Le Président de la république partage la douleur des parents des victimes !

Dès la tombée de la nouvelle, le Président a envoyé son Ministre de l’Administration Territoriale et des Collectivités Locales à Tombouctou pour présenter aux familles des victimes et à la ville de Tombouctou, les condoléances de la nation. Dans la soirée (le vendredi 26 février), il a lui-même effectué le déplacement. Après s’être rendu chez le grand imam de la mosquée Djingareyber, Abderrahmane Ben Essayouti, ATT et sa délégation se sont dirigés vers le lieu du drame dans la petite ruelle.

Le Président a constaté sur place un tas de chaussures des victimes et des vêtements déchirés jetés sur les lieux. ATT est ensuite rentré dans la mosquée pour faire deux rakkat comme tout bon musulman qui se rend dans un lieu mémorable avant de se prêter aux questions du confrère de l’ORTM. Le Président ATT a déclaré qu’il est venu partager la douleur des familles des victimes et apporter le soutien de la nation aux populations de Tombouctou. Il a surtout indiqué que tout sera mis en œuvre pour soulager les parents des victimes. Le Présidant a terminé sa brève visite en se rendant à l’hôpital pour souhaiter prompt rétablissement aux hospitalisés.

Qui est coupable ?

« Depuis le XVIè siècle, le Maouloud se fête à Tombouctou, mais il n’y avait jamais eu un pareil incident », a martelé le grand imam de la mosquée Djingareyber. Mais depuis combien d’années on a barré un des passages principaux des « pèlerins » (ceux qui font le tour de la mosquée) ? La population de la ville de Tombouctou d’aujourd’hui comparée à celle du XVIè XIXè, XXè siècles, n’a-t-elle pas augmenté ? Ne pouvait-on pas organiser le rituel tour de la mosquée en exigeant, par exemple, que tout le monde emprunte la même direction ?

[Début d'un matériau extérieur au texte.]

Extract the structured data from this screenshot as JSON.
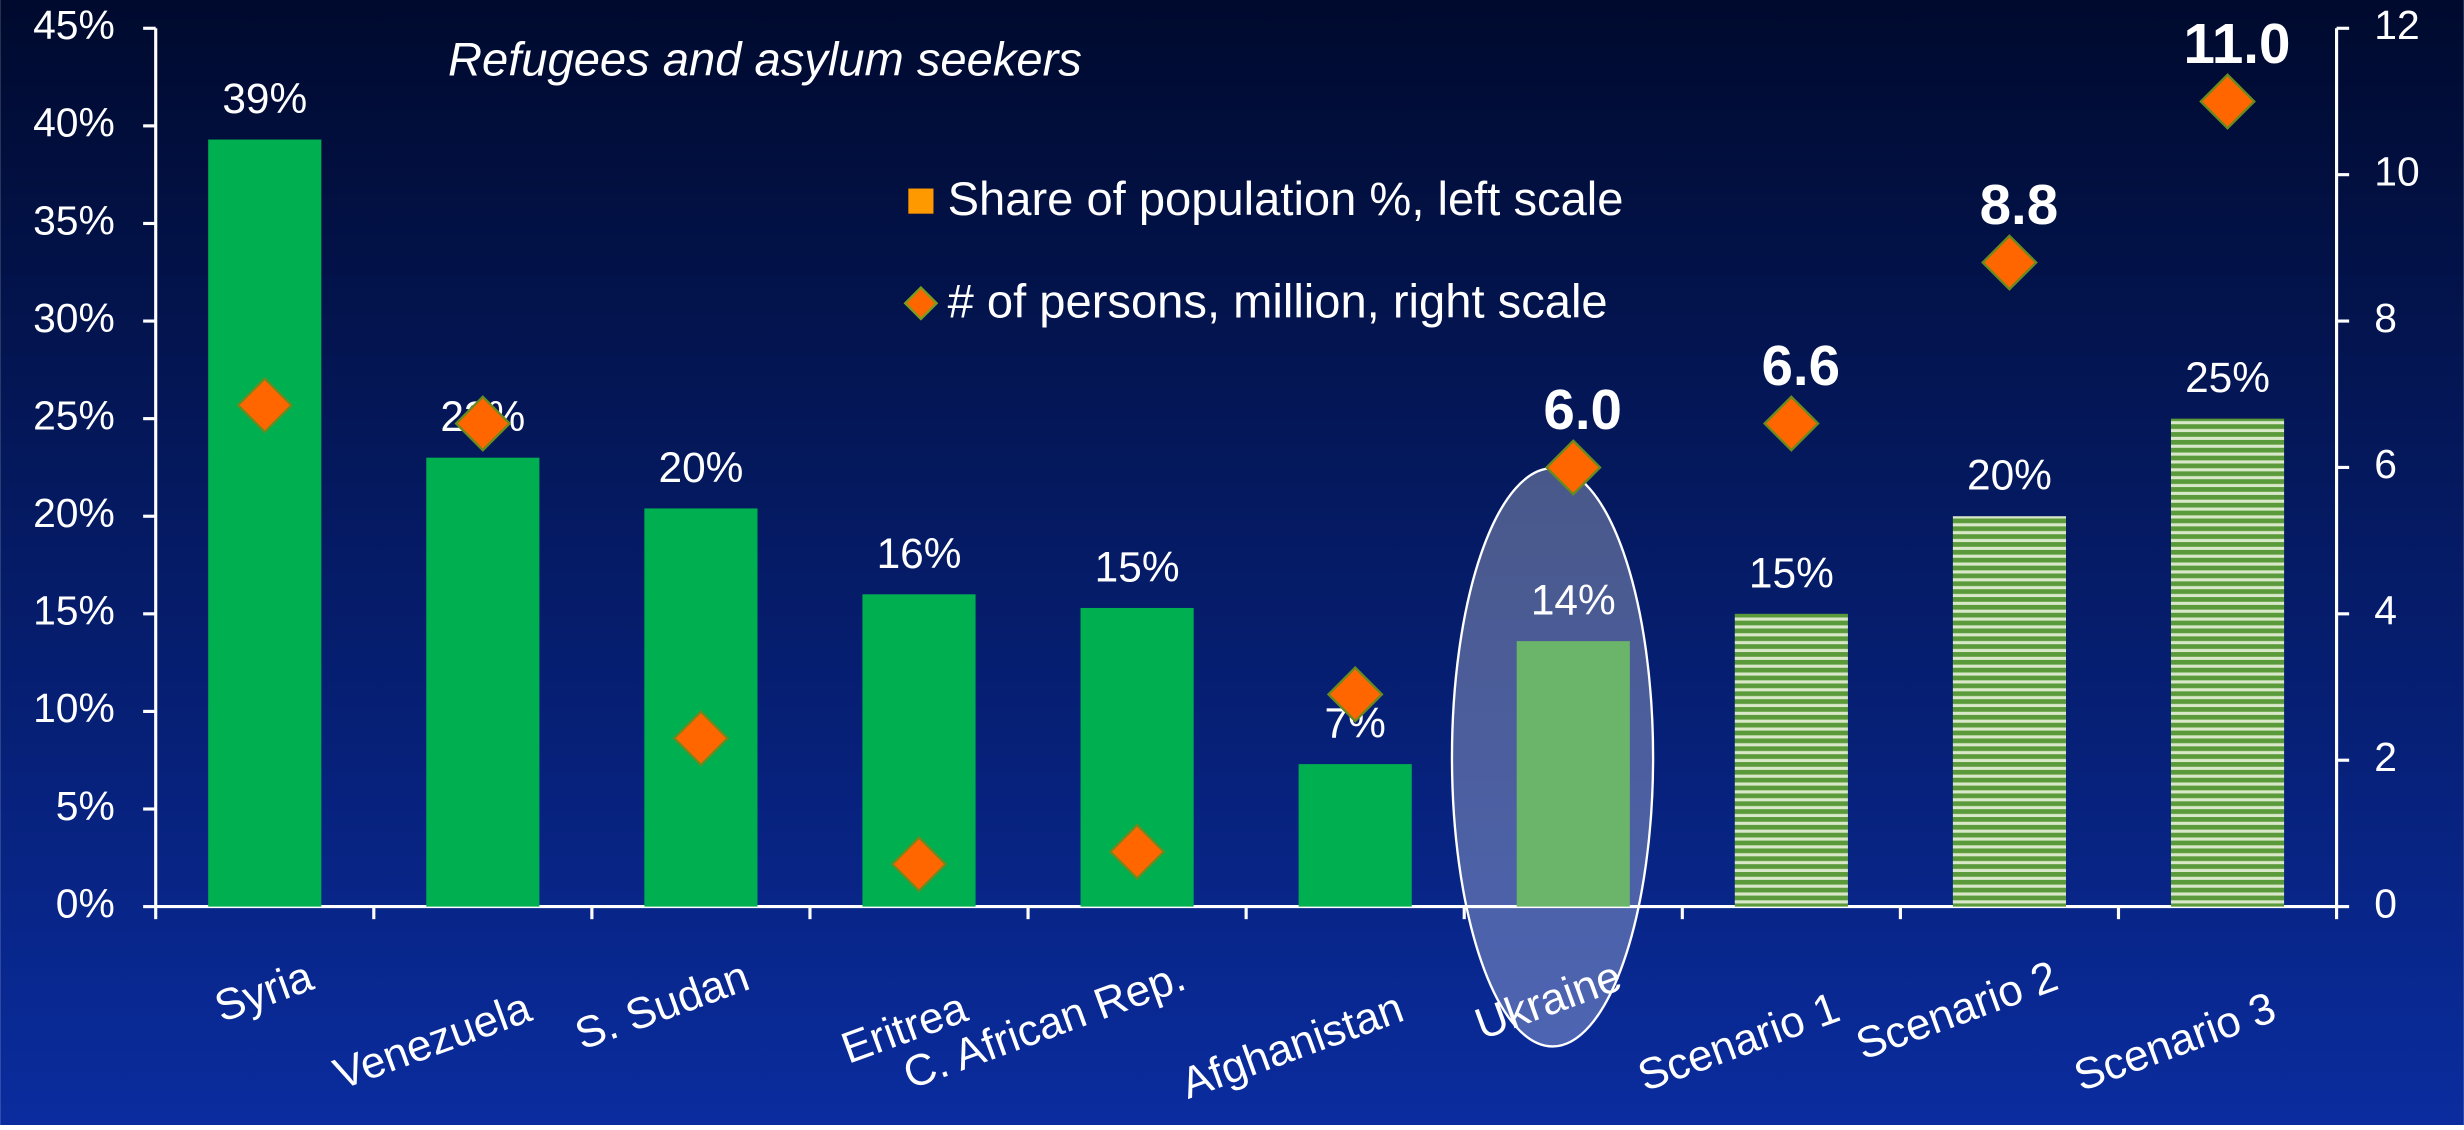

Étant donné qu’un des passages principaux était obstrué, ne pouvait-on pas demander à l’entreprise chargée de rénover la mosquée de libérer le passage à l’occasion du Maouloud ? Comment peut-on comprendre qu’une foule d’une telle envergure se réunisse et qu’il n’y a pas la police pour veiller sur la sécurité des gens ? Les gens se sont longtemps piétinés avant l’intervention des forces de sécurité, c’est ce qui a d’ailleurs alourdi le bilan.

Il a fallu que Bamako soit mis à feu et à sang suite à la défaite des aigles contre le Togo pour que les autorités prennent des dispositions s’il y a match. Cet incident aussi amènera, pour de bon, les autorités tombouctiennes à prendre des dispositions sécuritaires à l’occasion des prochains maouloud. « Gouverner, c’est prévoir », une leçon mal comprise, semble-t-il, par nos autorités.